Ventura County Industrial Market Report

1st Quarter 2023

Posted In — Market Research | Market Report

Market Drivers

DIRECT NET ABSORPTION in 1Q 2023 was negative 16,633 SF, the region’s second consecutive quarter of negative net absorption. Direct vacancy rates increased by 50 basis points (bps) quarter-over-quarter to 2.8%, double the 1.4% direct vacancy rate reported this time last year. Despite the uptick in vacancy, it remains low compared to pre-pandemic figures of 3.8% in 2019.

SUBLEASE VACANCY in Ventura County was a low 0.4%– 10 bps higher than the previous quarter.

AVERAGE RENTAL RATES continue to rise to an all-time high of $1.22/SF NNN, a 24.3% increase year-over-year.
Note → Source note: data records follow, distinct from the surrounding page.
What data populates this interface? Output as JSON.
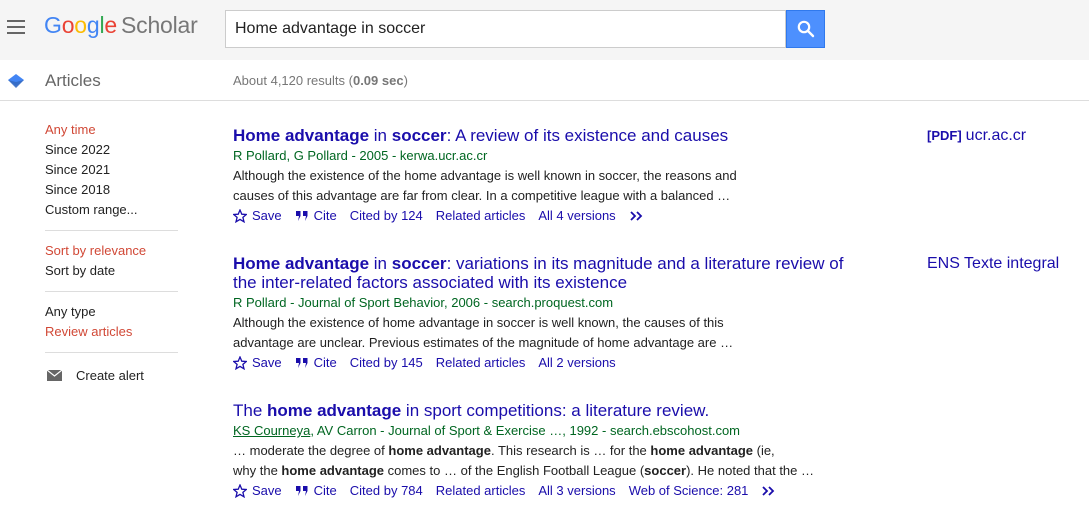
{
  "header": {
    "logo_google": [
      "G",
      "o",
      "o",
      "g",
      "l",
      "e"
    ],
    "logo_scholar": "Scholar",
    "search_value": "Home advantage in soccer"
  },
  "subheader": {
    "section_label": "Articles",
    "stats_prefix": "About 4,120 results (",
    "stats_time": "0.09 sec",
    "stats_suffix": ")"
  },
  "sidebar": {
    "time_filters": [
      {
        "label": "Any time",
        "active": true
      },
      {
        "label": "Since 2022",
        "active": false
      },
      {
        "label": "Since 2021",
        "active": false
      },
      {
        "label": "Since 2018",
        "active": false
      },
      {
        "label": "Custom range...",
        "active": false
      }
    ],
    "sort_filters": [
      {
        "label": "Sort by relevance",
        "active": true
      },
      {
        "label": "Sort by date",
        "active": false
      }
    ],
    "type_filters": [
      {
        "label": "Any type",
        "active": false
      },
      {
        "label": "Review articles",
        "active": true
      }
    ],
    "create_alert": "Create alert"
  },
  "results": [
    {
      "title_line1_segments": [
        {
          "text": "Home advantage",
          "bold": true
        },
        {
          "text": " in ",
          "bold": false
        },
        {
          "text": "soccer",
          "bold": true
        },
        {
          "text": ": A review of its existence and causes",
          "bold": false
        }
      ],
      "meta": "R Pollard, G Pollard - 2005 - kerwa.ucr.ac.cr",
      "snippet_line1": "Although the existence of the home advantage is well known in soccer, the reasons and",
      "snippet_line2": "causes of this advantage are far from clear. In a competitive league with a balanced …",
      "actions": {
        "save": "Save",
        "cite": "Cite",
        "cited_by": "Cited by 124",
        "related": "Related articles",
        "versions": "All 4 versions"
      },
      "side_tag": "[PDF]",
      "side_link": "ucr.ac.cr"
    },
    {
      "title_line1_segments": [
        {
          "text": "Home advantage",
          "bold": true
        },
        {
          "text": " in ",
          "bold": false
        },
        {
          "text": "soccer",
          "bold": true
        },
        {
          "text": ": variations in its magnitude and a literature review of",
          "bold": false
        }
      ],
      "title_line2": "the inter-related factors associated with its existence",
      "meta": "R Pollard - Journal of Sport Behavior, 2006 - search.proquest.com",
      "snippet_line1": "Although the existence of home advantage in soccer is well known, the causes of this",
      "snippet_line2": "advantage are unclear. Previous estimates of the magnitude of home advantage are …",
      "actions": {
        "save": "Save",
        "cite": "Cite",
        "cited_by": "Cited by 145",
        "related": "Related articles",
        "versions": "All 2 versions"
      },
      "side_link": "ENS Texte integral"
    },
    {
      "title_line1_segments": [
        {
          "text": "The ",
          "bold": false
        },
        {
          "text": "home advantage",
          "bold": true
        },
        {
          "text": " in sport competitions: a literature review.",
          "bold": false
        }
      ],
      "meta_author": "KS Courneya",
      "meta_rest": ", AV Carron - Journal of Sport & Exercise …, 1992 - search.ebscohost.com",
      "snippet_line1_segments": [
        {
          "text": "… moderate the degree of ",
          "bold": false
        },
        {
          "text": "home advantage",
          "bold": true
        },
        {
          "text": ". This research is … for the ",
          "bold": false
        },
        {
          "text": "home advantage",
          "bold": true
        },
        {
          "text": " (ie,",
          "bold": false
        }
      ],
      "snippet_line2_segments": [
        {
          "text": "why the ",
          "bold": false
        },
        {
          "text": "home advantage",
          "bold": true
        },
        {
          "text": " comes to … of the English Football League (",
          "bold": false
        },
        {
          "text": "soccer",
          "bold": true
        },
        {
          "text": "). He noted that the …",
          "bold": false
        }
      ],
      "actions": {
        "save": "Save",
        "cite": "Cite",
        "cited_by": "Cited by 784",
        "related": "Related articles",
        "versions": "All 3 versions",
        "wos": "Web of Science: 281"
      }
    }
  ]
}
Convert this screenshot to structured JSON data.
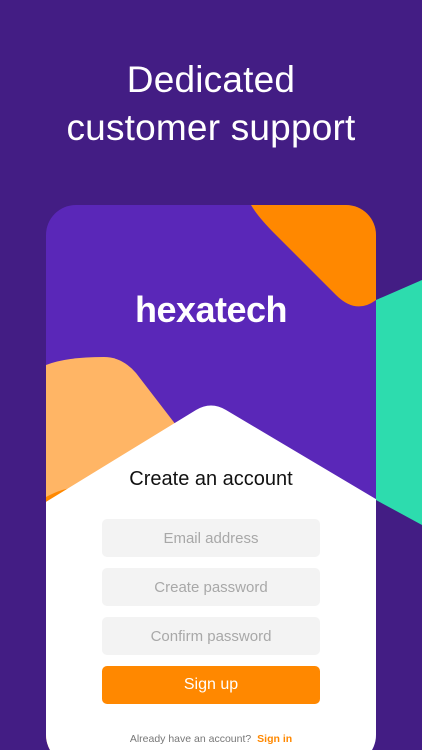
{
  "screen": {
    "headline_line1": "Dedicated",
    "headline_line2": "customer support"
  },
  "app": {
    "logo_text": "hexatech"
  },
  "signup_form": {
    "title": "Create an account",
    "email_placeholder": "Email address",
    "password_placeholder": "Create password",
    "confirm_placeholder": "Confirm password",
    "submit_label": "Sign up"
  },
  "footer": {
    "prompt": "Already have an account?",
    "signin_label": "Sign in"
  },
  "colors": {
    "background": "#431D84",
    "card_purple": "#5A27B8",
    "orange": "#FF8800",
    "peach": "#FFB565",
    "teal": "#2DDCAE",
    "white": "#FFFFFF"
  }
}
LEASING ACTIVITY totaled 385,659 SF in the first quarter, a 31% decrease year-over-year.

CURRENTLY, VENTURA COUNTY has 260,015 SF of industrial space under construction with year-to-date deliveries totaling 382,342 SF. Much of the delivered industrial product came from Tapo Canyon Commerce Center in Simi Valley. This five-building industrial park spans 342,557 SF of warehouse space.

Economic Review

IN JANUARY Ventura County’s unemployment rate increased slightly to 4.2%, up from 3.2% a month prior. The region’s unemployment rate topped out at 14.3% at the height of the COVID-19 pandemic layoffs.

PORT HUENEME continues to alleviate supply chain issues.
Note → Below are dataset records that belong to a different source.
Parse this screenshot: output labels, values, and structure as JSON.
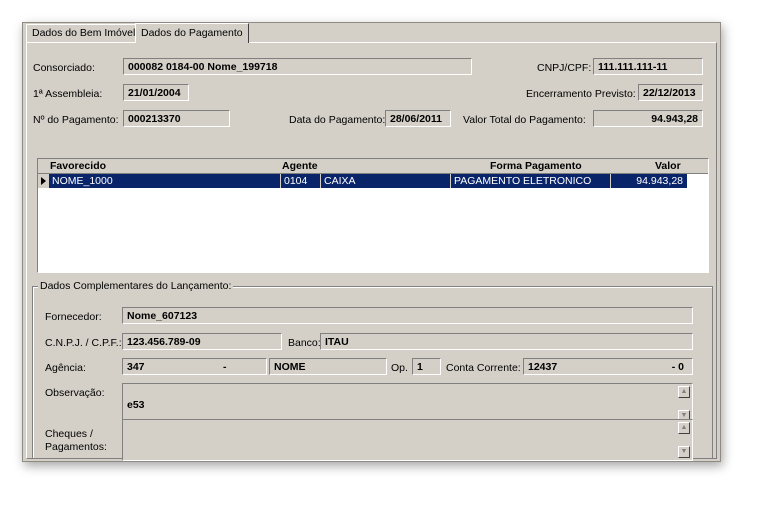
{
  "tabs": [
    {
      "label": "Dados do Bem Imóvel",
      "active": false
    },
    {
      "label": "Dados do Pagamento",
      "active": true
    }
  ],
  "header": {
    "consorciado_label": "Consorciado:",
    "consorciado_value": "000082 0184-00  Nome_199718",
    "cnpj_label": "CNPJ/CPF:",
    "cnpj_value": "111.111.111-11",
    "assembleia_label": "1ª Assembleia:",
    "assembleia_value": "21/01/2004",
    "encerramento_label": "Encerramento Previsto:",
    "encerramento_value": "22/12/2013",
    "numero_label": "Nº do Pagamento:",
    "numero_value": "000213370",
    "data_label": "Data do Pagamento:",
    "data_value": "28/06/2011",
    "valor_label": "Valor Total do Pagamento:",
    "valor_value": "94.943,28"
  },
  "grid": {
    "columns": [
      "Favorecido",
      "Agente",
      "Forma Pagamento",
      "Valor"
    ],
    "rows": [
      {
        "favorecido": "NOME_1000",
        "agente_cod": "0104",
        "agente_nome": "CAIXA",
        "forma": "PAGAMENTO ELETRONICO",
        "valor": "94.943,28"
      }
    ]
  },
  "complementares": {
    "title": "Dados Complementares do Lançamento:",
    "fornecedor_label": "Fornecedor:",
    "fornecedor_value": "Nome_607123",
    "cnpj_label": "C.N.P.J. / C.P.F.:",
    "cnpj_value": "123.456.789-09",
    "banco_label": "Banco:",
    "banco_value": "ITAU",
    "agencia_label": "Agência:",
    "agencia_value": "347",
    "agencia_digito": "-",
    "agencia_nome": "NOME",
    "op_label": "Op.",
    "op_value": "1",
    "conta_label": "Conta Corrente:",
    "conta_value": "12437",
    "conta_digito": "- 0",
    "observacao_label": "Observação:",
    "observacao_value": "e53",
    "cheques_label_1": "Cheques /",
    "cheques_label_2": "Pagamentos:",
    "cheques_value": ""
  },
  "icons": {
    "scroll_up": "scroll-up-icon",
    "scroll_down": "scroll-down-icon",
    "row_pointer": "row-pointer-icon"
  },
  "colors": {
    "selection": "#0a246a",
    "face": "#d4d0c8"
  }
}
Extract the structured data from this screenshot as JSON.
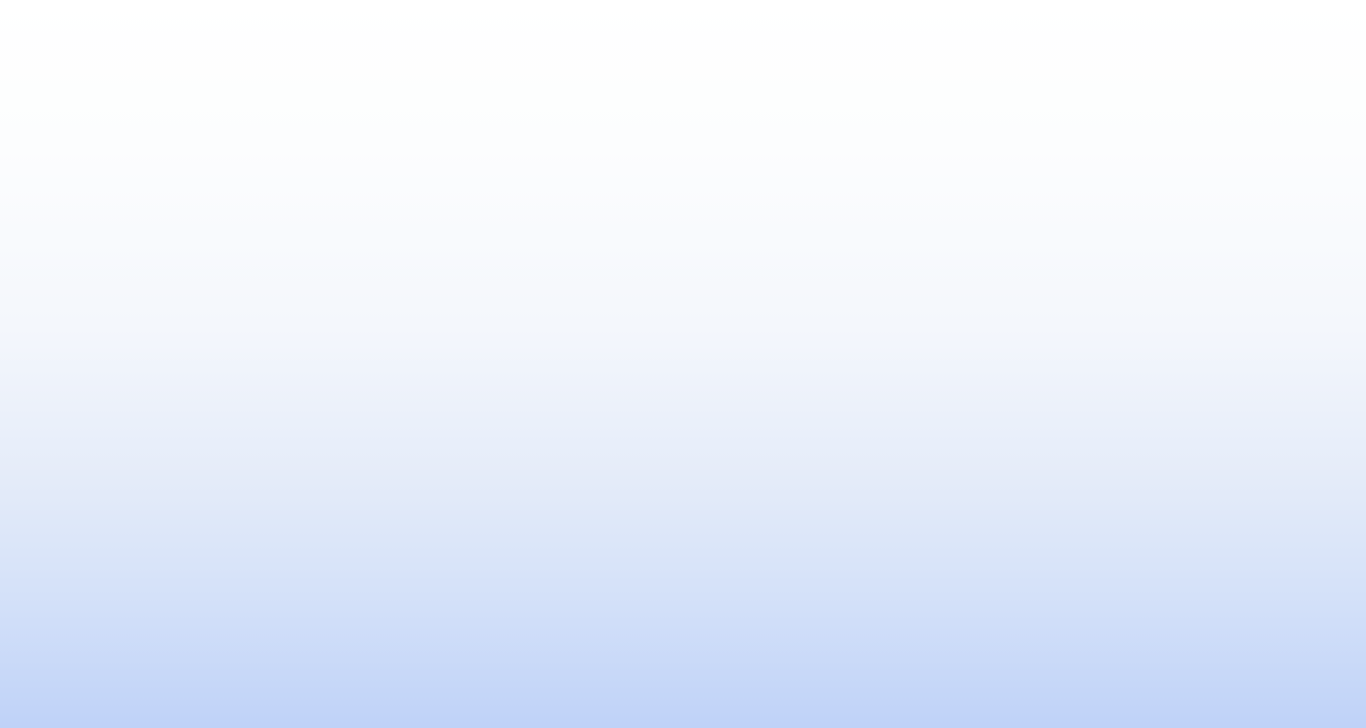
{
  "background": {
    "colors": [
      "#ffffff",
      "#f4f7fc",
      "#e5ecf9",
      "#d4e1f9",
      "#bfd2f8"
    ]
  }
}
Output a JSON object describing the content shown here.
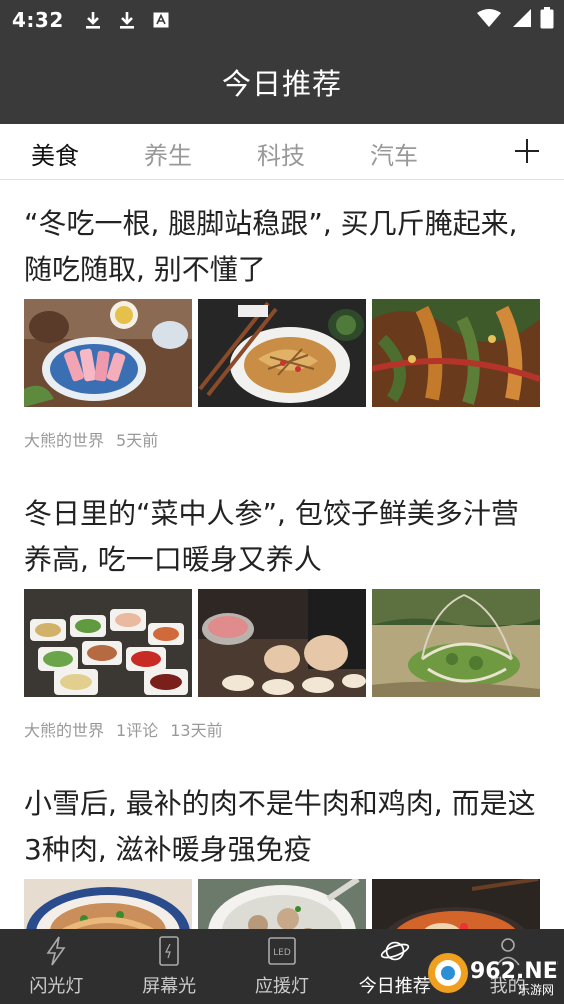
{
  "status": {
    "time": "4:32"
  },
  "appbar": {
    "title": "今日推荐"
  },
  "tabs": [
    {
      "label": "美食",
      "active": true
    },
    {
      "label": "养生"
    },
    {
      "label": "科技"
    },
    {
      "label": "汽车"
    }
  ],
  "articles": [
    {
      "title": "“冬吃一根, 腿脚站稳跟”, 买几斤腌起来, 随吃随取, 别不懂了",
      "source": "大熊的世界",
      "comments": "",
      "time": "5天前"
    },
    {
      "title": "冬日里的“菜中人参”, 包饺子鲜美多汁营养高, 吃一口暖身又养人",
      "source": "大熊的世界",
      "comments": "1评论",
      "time": "13天前"
    },
    {
      "title": "小雪后, 最补的肉不是牛肉和鸡肉, 而是这3种肉, 滋补暖身强免疫",
      "source": "",
      "comments": "",
      "time": ""
    }
  ],
  "bottom_nav": [
    {
      "label": "闪光灯",
      "icon": "flash-icon"
    },
    {
      "label": "屏幕光",
      "icon": "phone-screen-icon"
    },
    {
      "label": "应援灯",
      "icon": "led-icon"
    },
    {
      "label": "今日推荐",
      "icon": "planet-icon",
      "active": true
    },
    {
      "label": "我的",
      "icon": "person-icon"
    }
  ],
  "icons": {
    "led_text": "LED"
  },
  "watermark": {
    "text": "962.NET",
    "subtext": "乐游网"
  }
}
SOAR (SAVE OPEN SPACE & AGRICULTURAL RESOURCES) will continue to hinder new development and keep prices high.

Near Term Outlook

INDUSTRIAL DEMAND will remain high, due to desirability of doing business in Ventura County, maintaining a low vacancy rate.

RECESSION CONCERNS and rising construction costs will hinder new developments.

INDUSTRIAL SALE VOLUME fell 94% year-over-year throughout the County, following the nationwide trend of investment sales activity decreasing—most likely due to economic uncertainty coupled with increased interest rates.